Friday, January 20, 2006

The Lamb Ad

Matthew Melhuish, chief of BMF Advertising, the Sydney agency that made the ad, said: "Lamb has permission to do this. There's a lot of affection out there for lamb..."

Tuesday, January 17, 2006

I agree with The Bravery. All I want is everything.
Tom says he identified the content of this blog before I'd written it. Apparently I'm predictable.

Anyway Robert Forster says that at one point in his career he realised that being a rock star is a 24 hour job. He realised it when seeing Marc Hunter walk down the street, thinking like a rock star, acting like a rock star. Even for those of us who aren't rock stars it is a full time job: thinking like a rock star, acting like a rock star.

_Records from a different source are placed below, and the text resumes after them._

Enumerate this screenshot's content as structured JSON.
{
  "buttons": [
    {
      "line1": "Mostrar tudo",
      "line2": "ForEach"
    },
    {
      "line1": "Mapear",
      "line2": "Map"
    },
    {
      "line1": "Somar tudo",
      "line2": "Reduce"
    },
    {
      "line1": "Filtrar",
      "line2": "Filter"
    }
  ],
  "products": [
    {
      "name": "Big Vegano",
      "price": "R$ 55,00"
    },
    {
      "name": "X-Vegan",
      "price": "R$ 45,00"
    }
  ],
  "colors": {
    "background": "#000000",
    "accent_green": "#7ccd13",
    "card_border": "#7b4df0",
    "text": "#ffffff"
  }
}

The first song I recognise I think is a cover, because I recognise it. It's about what people in surfing magazines do. I think that Forster looks like an older version of Jarvis Cocker. What Jarvis Cocker will look like when he retires to a sheep farm near Wagga in about 15 years time. Hopefully by that time I won't actually have to write the blog. People will just know what I would have written.

I wanted Forster to talk more in that funny, droll way about things that happened in the 80s. When he did speak, to me, he became a character in Monkey Grip, or at least that version of the 80s in Australian cities.

Monday, January 16, 2006

Mrs Cress

As soon as the ceremony is over the bride holds her arms above her head in mock triumph and we laugh. She's sweet and funny and herself all evening. She wears a knee-length dress, red, red lipstick and on her head is a large jumbled nest of cream tulle which seems to be home to various other bits and bobs. It's high and striking and perfect. There should be more brides like that.

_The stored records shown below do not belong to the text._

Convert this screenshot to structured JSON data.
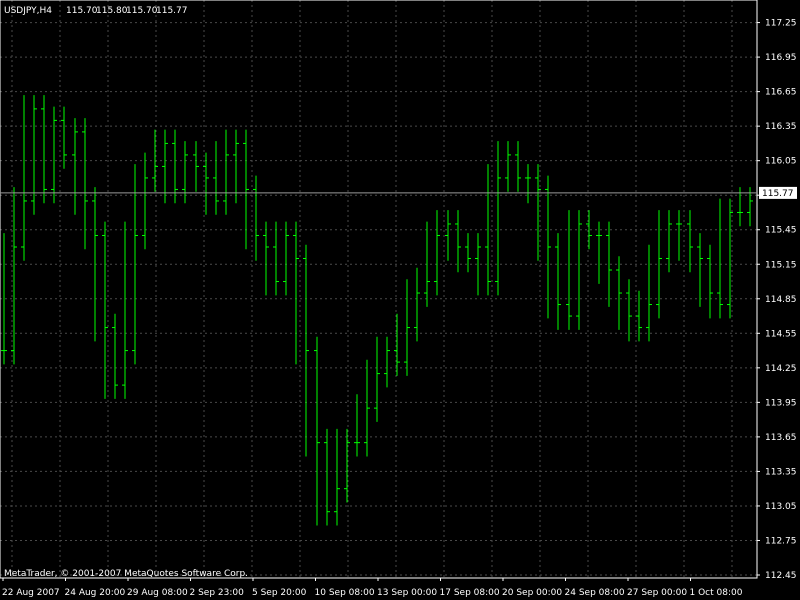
{
  "header": {
    "symbol": "USDJPY,H4",
    "ohlc": [
      "115.70",
      "115.80",
      "115.70",
      "115.77"
    ]
  },
  "copyright": "MetaTrader, © 2001-2007 MetaQuotes Software Corp.",
  "colors": {
    "background": "#000000",
    "candle": "#00ff00",
    "grid": "#4a4a4a",
    "text": "#ffffff",
    "price_line": "#9a9a9a",
    "price_box_bg": "#ffffff",
    "price_box_text": "#000000"
  },
  "chart_data": {
    "type": "line",
    "title": "USDJPY,H4",
    "ylim": [
      12.45,
      117.42
    ],
    "ylim_note_removed": true,
    "y_ticks": [
      117.25,
      116.95,
      116.65,
      116.35,
      116.05,
      115.75,
      115.45,
      115.15,
      114.85,
      114.55,
      114.25,
      113.95,
      113.65,
      113.35,
      113.05,
      112.75,
      112.45
    ],
    "y_tick_labels": [
      "117.25",
      "116.95",
      "116.65",
      "116.35",
      "116.05",
      "115.75",
      "115.45",
      "115.15",
      "114.85",
      "114.55",
      "114.25",
      "113.95",
      "113.65",
      "113.35",
      "113.05",
      "112.75",
      "112.45"
    ],
    "x_tick_labels": [
      "22 Aug 2007",
      "24 Aug 20:00",
      "29 Aug 08:00",
      "2 Sep 23:00",
      "5 Sep 20:00",
      "10 Sep 08:00",
      "13 Sep 00:00",
      "17 Sep 08:00",
      "20 Sep 00:00",
      "24 Sep 08:00",
      "27 Sep 00:00",
      "1 Oct 08:00"
    ],
    "grid": true,
    "current_price": "115.77",
    "series": [
      {
        "values": [
          114.4,
          115.3,
          115.7,
          116.5,
          115.8,
          116.4,
          116.1,
          116.3,
          115.7,
          115.4,
          114.6,
          114.1,
          114.4,
          115.4,
          115.9,
          116.0,
          116.2,
          115.8,
          116.1,
          116.0,
          115.9,
          115.7,
          116.1,
          116.2,
          115.8,
          115.4,
          115.3,
          115.0,
          115.4,
          115.2,
          114.4,
          113.6,
          113.0,
          113.2,
          113.6,
          113.6,
          113.9,
          114.2,
          114.4,
          114.3,
          114.6,
          114.9,
          115.0,
          115.4,
          115.5,
          115.3,
          115.2,
          115.3,
          115.0,
          115.9,
          116.1,
          115.9,
          115.9,
          115.8,
          115.3,
          114.8,
          114.7,
          115.5,
          115.4,
          115.4,
          115.1,
          114.9,
          114.7,
          114.6,
          114.8,
          115.2,
          115.5,
          115.5,
          115.3,
          115.2,
          114.9,
          114.8,
          115.6,
          115.6,
          115.7
        ]
      }
    ]
  }
}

There's a bedouin tent on the side of a mountain, and a bar in the studio where we can all paint on a canvas while waiting for a drink. By the end of the night most people have paint on their faces. There are people from London and Melbourne and Grenfell and Sydney and they're on the dance floor, all of them. There's no room for big moves, certainly not enough for the Madonna squat from the Hung Up clip, but we try it anyway. I start dancing with an older woman and after a while she begs off saying:....I'm, I'm...just going to find...my husband.

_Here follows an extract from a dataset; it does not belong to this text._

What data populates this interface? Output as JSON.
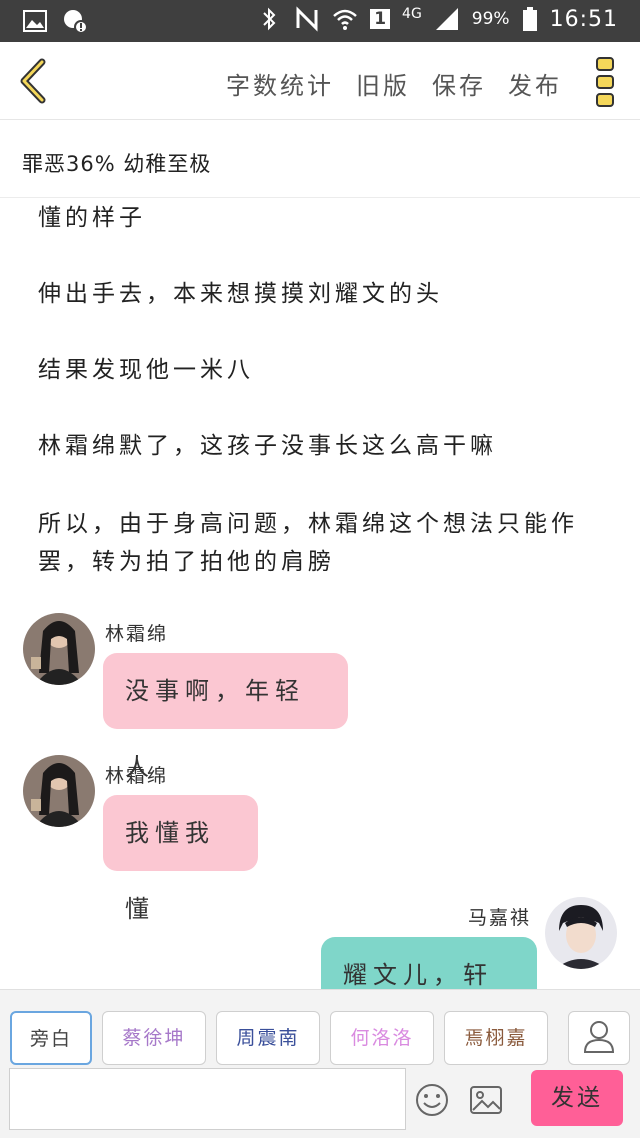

At the end of each set waiters bring around trays of cock-sucking cowboys and the mother of the bride laughs. "It's our favourite family drink," she says as she grabs a few and hands them round to her friends.

Later I'm standing behind a man at the buffet queue and without looking he thrusts a plate back at me and says: hold this. He starts furiously carving ham, automatically I move the plate closer and he piles it on. When he stops I push the plate towards him, he looks at me and says: oh, I thought you were my wife.

I'm wearing flat shoes and at the end of the night my friend makes me swap into her heels because her feet are sore from dancing and we have to walk back down the dark path to get the bus home. She falls into a ditch in my flats and sprains her ankle. I tell her to get up and keep walking.

Wednesday, January 11, 2006

Russian one night, nonsensical the next

In the foyer there's a sign that says: The Department is performed in a nonsensical language. And it is. Like spending 70 minutes with the Swedish chef. Except that they're Norwegian, and darker than the muppets - yes, it's true. At one point they find new shirts in a cavity below the floor, put them on excitedly and with pride, marvelling at the identical little holes in the left breast pocket of each one and sticking their fingers through in comical wormy ways. It all comes to an abrupt end when they discover matching exit blasts in the back of each one.

The wall of pigeon holes to one side of the stage is bursting with screwed up pieces of paper and seems an entirely appropriate full stop to a first day back at work largely spent filing emails in a labyrinthine system of creatively named virtual folders. One burgeoning folder I already feel quietly chiding me. It's labelled "for follow up".

In a 24 hours hard to imagine under circumstances other than an arts Festival, I've also sat among a mix of smiling, passionate Russians and the self righteous Sydney arts core. The Russians in the first row of the circle were drawn forward and closer to their countrymen on stage at the expense of people in the rows behind, left only with surtitles and glimpses of upstage action. What ensued was a display of personal assertiveness at the same time politically correct and viciously snide on the part of the arts core and knowingly yet smilingly ignorant from the Ruskies. Stalemate. The core were thwarted in much the same way as the advances of ardent Orsino on stage. In moments when my eye and my mind wavered between the surtitles and the golden comings and goings of the second act I thought these things: what fun it would be to run into the Russian company at the Festival bar one night; who designed this theatre anyway; will I be able to sleep after consuming two bottles of Solo in quick succession; why can't everyone just see that there are two of them? and now I remember what I find so frustrating about Shakespeare.